Perché? Questa è una domanda che mi pongo da 24 ore ormai e ancora non ho trovato risposta. Non ho nulla contro l’uomo Piero Angela (tantomeno contro il di lui figlio che pure nidifica in Rai), sono certa che sia un uomo probo, un padre meraviglioso, un nonno ottimo. Ma francamente a me di questi suoi tratti privati non interessa una mazza, dato che ho la fortuna di conoscere tanti altri spiriti, forse meno noti di Angela, ma sicuramente più brillanti e capaci.

Non ho tuttavia tema nel dire che la ragione per cui si è costretti ad affrontare il discorso Angela e compleanno-Angela in Rai, è dovuta al fatto che nella sua veste di impiegato di lunga data del nostro servizio pubblico (quindi di un qualcuno a cui da lunga data gli italiani pagano i lauti stipendi), colui è uno dei maggiori responsabili dello status-quo terribile che vive il Sistema Rai, soprattutto in relazione all’argomento scienza.
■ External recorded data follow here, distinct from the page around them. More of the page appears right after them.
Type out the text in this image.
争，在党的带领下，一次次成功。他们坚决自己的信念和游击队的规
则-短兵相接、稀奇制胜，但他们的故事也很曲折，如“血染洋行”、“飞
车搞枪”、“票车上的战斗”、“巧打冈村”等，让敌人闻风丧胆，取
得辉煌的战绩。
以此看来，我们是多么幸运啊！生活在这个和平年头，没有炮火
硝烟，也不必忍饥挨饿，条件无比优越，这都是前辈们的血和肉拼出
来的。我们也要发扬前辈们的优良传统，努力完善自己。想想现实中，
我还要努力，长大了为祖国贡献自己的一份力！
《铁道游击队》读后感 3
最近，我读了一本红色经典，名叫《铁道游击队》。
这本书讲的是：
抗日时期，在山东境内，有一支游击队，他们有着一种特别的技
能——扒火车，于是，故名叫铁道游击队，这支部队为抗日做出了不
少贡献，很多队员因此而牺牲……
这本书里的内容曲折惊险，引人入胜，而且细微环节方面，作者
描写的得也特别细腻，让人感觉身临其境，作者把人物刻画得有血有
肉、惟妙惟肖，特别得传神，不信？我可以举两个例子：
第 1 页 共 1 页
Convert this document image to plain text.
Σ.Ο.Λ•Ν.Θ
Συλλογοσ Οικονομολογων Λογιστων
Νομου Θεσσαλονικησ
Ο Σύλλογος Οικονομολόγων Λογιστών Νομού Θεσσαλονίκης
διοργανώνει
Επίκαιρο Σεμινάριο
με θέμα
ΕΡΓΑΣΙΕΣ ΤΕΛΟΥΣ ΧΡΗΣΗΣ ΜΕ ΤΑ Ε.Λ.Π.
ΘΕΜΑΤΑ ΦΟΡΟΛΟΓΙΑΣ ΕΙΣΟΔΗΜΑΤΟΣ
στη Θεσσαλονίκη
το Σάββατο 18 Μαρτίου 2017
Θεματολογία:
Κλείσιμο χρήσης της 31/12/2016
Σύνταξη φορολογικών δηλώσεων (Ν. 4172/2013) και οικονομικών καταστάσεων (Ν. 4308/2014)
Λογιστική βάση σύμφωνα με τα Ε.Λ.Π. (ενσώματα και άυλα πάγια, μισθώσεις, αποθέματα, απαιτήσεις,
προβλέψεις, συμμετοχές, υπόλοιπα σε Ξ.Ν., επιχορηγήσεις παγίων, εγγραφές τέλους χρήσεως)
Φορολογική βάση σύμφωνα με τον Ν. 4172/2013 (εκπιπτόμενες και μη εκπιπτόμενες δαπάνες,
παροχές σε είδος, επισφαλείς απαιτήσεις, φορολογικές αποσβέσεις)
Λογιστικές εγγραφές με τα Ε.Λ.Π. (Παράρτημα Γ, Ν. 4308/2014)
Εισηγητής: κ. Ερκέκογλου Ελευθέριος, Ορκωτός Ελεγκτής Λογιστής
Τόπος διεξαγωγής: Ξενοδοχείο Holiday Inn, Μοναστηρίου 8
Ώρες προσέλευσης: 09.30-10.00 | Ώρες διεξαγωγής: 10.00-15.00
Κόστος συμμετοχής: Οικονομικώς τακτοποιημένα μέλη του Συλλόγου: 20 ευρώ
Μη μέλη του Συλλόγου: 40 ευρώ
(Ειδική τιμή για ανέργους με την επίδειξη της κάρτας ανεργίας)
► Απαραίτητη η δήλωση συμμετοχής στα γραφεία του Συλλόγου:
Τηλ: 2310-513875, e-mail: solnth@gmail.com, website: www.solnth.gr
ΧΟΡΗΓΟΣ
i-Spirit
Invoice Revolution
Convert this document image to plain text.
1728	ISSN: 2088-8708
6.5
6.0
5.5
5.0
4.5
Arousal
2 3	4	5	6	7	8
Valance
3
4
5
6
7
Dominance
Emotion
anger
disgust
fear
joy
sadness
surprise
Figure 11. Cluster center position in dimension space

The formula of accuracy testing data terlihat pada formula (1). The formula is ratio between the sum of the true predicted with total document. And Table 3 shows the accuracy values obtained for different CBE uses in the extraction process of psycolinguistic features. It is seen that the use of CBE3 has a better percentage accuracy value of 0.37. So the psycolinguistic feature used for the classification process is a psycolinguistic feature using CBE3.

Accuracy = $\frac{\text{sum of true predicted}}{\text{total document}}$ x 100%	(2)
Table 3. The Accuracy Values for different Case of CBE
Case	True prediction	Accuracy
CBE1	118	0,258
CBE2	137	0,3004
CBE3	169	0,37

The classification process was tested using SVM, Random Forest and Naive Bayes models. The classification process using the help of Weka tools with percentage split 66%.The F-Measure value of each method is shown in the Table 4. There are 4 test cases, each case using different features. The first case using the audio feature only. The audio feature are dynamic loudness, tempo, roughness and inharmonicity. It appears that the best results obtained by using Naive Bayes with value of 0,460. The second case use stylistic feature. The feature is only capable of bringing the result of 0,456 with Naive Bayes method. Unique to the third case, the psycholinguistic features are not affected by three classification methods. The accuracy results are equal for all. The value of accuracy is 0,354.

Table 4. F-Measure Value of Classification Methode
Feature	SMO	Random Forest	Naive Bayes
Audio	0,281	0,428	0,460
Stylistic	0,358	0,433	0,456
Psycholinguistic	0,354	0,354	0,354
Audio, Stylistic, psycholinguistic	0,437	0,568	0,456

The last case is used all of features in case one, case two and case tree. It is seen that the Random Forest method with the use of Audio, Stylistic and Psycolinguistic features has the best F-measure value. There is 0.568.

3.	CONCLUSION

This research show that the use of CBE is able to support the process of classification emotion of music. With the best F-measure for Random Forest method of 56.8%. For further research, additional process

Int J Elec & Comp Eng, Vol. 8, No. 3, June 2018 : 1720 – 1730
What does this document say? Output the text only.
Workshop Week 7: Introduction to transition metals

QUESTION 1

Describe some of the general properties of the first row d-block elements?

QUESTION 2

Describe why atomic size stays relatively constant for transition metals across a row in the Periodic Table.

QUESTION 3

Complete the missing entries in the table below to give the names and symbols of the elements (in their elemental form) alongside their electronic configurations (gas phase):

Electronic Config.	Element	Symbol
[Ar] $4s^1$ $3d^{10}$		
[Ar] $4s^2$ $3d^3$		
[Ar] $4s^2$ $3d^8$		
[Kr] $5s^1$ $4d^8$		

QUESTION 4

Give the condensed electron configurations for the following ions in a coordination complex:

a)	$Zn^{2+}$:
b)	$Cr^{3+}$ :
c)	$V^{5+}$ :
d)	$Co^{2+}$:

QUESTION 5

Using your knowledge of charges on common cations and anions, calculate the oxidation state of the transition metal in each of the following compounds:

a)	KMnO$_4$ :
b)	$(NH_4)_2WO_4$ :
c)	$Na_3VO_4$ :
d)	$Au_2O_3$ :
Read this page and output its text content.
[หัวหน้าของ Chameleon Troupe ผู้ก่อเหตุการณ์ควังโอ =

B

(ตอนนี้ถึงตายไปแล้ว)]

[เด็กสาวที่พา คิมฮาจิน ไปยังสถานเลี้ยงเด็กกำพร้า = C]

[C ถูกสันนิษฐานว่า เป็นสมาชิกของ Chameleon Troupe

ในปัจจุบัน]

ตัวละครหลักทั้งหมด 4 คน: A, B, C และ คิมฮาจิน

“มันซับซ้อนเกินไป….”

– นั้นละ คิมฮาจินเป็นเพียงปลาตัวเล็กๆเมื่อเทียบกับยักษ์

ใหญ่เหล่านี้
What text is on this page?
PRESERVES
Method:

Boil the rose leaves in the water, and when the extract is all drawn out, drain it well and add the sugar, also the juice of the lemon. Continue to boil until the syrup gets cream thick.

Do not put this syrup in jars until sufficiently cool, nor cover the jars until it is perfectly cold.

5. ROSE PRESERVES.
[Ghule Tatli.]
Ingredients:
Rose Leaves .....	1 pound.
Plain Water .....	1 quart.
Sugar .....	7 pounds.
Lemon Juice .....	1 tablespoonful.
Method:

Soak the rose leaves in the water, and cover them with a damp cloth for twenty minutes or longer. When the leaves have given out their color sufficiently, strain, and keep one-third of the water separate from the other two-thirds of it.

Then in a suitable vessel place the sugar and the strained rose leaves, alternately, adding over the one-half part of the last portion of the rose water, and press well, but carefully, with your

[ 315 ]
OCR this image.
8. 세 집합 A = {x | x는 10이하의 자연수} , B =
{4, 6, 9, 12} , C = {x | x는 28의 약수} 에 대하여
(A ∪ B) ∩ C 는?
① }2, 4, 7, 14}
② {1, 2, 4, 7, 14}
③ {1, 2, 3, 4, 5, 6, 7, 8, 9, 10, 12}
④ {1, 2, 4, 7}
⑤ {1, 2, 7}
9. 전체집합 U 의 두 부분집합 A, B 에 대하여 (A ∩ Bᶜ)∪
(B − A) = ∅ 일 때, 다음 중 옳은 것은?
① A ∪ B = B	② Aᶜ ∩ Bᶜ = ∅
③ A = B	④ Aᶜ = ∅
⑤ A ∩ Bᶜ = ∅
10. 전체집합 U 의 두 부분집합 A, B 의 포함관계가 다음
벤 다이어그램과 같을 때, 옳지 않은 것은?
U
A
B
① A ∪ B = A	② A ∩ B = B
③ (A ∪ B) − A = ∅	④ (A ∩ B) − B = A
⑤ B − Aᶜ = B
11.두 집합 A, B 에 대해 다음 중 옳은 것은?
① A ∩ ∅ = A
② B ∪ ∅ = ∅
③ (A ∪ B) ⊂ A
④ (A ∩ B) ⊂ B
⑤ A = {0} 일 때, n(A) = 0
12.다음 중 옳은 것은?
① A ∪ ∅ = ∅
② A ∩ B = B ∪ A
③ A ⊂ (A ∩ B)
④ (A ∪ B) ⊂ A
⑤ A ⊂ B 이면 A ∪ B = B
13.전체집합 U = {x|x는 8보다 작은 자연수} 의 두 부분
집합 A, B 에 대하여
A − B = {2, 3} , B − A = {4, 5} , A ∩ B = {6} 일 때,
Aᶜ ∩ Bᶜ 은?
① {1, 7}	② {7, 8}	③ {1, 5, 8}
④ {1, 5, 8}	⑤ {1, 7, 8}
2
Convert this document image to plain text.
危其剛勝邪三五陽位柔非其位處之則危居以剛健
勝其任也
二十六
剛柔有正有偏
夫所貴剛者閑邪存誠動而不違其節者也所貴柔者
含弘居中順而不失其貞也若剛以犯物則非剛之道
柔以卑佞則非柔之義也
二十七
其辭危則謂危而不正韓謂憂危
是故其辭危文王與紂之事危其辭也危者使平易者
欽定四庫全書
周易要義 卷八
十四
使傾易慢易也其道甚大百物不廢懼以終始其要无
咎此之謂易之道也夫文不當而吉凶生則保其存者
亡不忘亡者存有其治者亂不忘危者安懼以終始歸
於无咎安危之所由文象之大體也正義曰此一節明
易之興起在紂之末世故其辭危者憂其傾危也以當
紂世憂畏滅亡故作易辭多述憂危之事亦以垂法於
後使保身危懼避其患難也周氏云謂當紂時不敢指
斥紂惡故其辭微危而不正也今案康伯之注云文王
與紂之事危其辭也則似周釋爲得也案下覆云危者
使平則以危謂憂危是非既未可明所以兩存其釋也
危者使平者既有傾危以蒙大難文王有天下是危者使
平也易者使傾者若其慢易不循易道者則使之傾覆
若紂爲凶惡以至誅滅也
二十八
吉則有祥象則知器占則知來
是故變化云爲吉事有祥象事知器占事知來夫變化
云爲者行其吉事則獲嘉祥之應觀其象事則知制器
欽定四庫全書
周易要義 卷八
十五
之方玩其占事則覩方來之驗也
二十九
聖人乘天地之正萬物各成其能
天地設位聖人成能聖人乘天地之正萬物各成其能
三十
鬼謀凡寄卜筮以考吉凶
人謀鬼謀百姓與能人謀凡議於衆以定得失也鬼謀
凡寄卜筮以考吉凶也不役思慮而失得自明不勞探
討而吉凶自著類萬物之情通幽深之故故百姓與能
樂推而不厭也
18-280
La presenza della scienza italiana, infatti, della grande scienza italiana, della Fisica in particolare, è di fatto stata azzerata in Rai, da almeno 30 anni, laddove il suo posto è stato preso dai programmini in stile analogico, in stile storiella di Cappuccetto Rosso raccontata dal nonnino al bimbo un po’ deficiente, in stile self-promotion, della cui produzione gli Angela sono maestri. Si tratta però, per tutti gli altri che non si chiamano Angela, di uno status-quo tristo e meschino che appunto ci fa vergognare come persone e come nazione.

Tuttavia, a questo punto della storia, non sarebbe azzardato dire che la colpa non può essere più addebitabile alla ditta-Angela, o ai manager Rai che li sponsorizzano, ma la colpa sta cominciando ad essere del Salvimaio e le domande da fare a Di Maio e Salvini non sono poche. Alcune assomigliano senz’altro a queste: Come mai la tanto auspicata e promessa riforma del Servizio Pubblico televisivo non è mai avvenuta? Perché non è stata portata ancora avanti un’analisi del modo di presentare la notizia nei Tg Rai? Perché non sono state fatte analisi moderne sui contenuti dei telegiornali? Perché non si comincia a fare qualcosa per la scienza? Per la Fisica? Per la Robotica? Perché non si lavora con le università? Perché non si creano nuovi programmi, con giovani brillanti scienziati, capaci, che aiutino i ragazzi a perseguire la via scientifica? Perché non si trasmettono documentari validi in lingua inglese? Perché non vengono finanziati simili documentari? Ma, soprattutto, perché non si è ancora detto un “basta!” convinto a questi schemi obsoleti, curiosamente rimembranti pratiche che descriverebbe al meglio solo Mario Puzo, emblema plastico di tutto il peggio televisivo che abbiamo prodotto in 50 anni?

Ecco, se Di Maio e Salvini cominciassero ad aggiungere alla loro lista di cose da fare, il grosso “problema Rai” che indubbiamente esiste, forse il giorno in cui potranno aggiungere la dicitura FATTO a questo particolare problema-risolto, potremo finalmente svegliarci come una nazione di nuovo fiera del suo patrimonio intellettuale, culturale e scientifico. E questo sì che sarebbe un risultato in grado di fare una differenza, anche e soprattutto sul nostro futuro prossimo!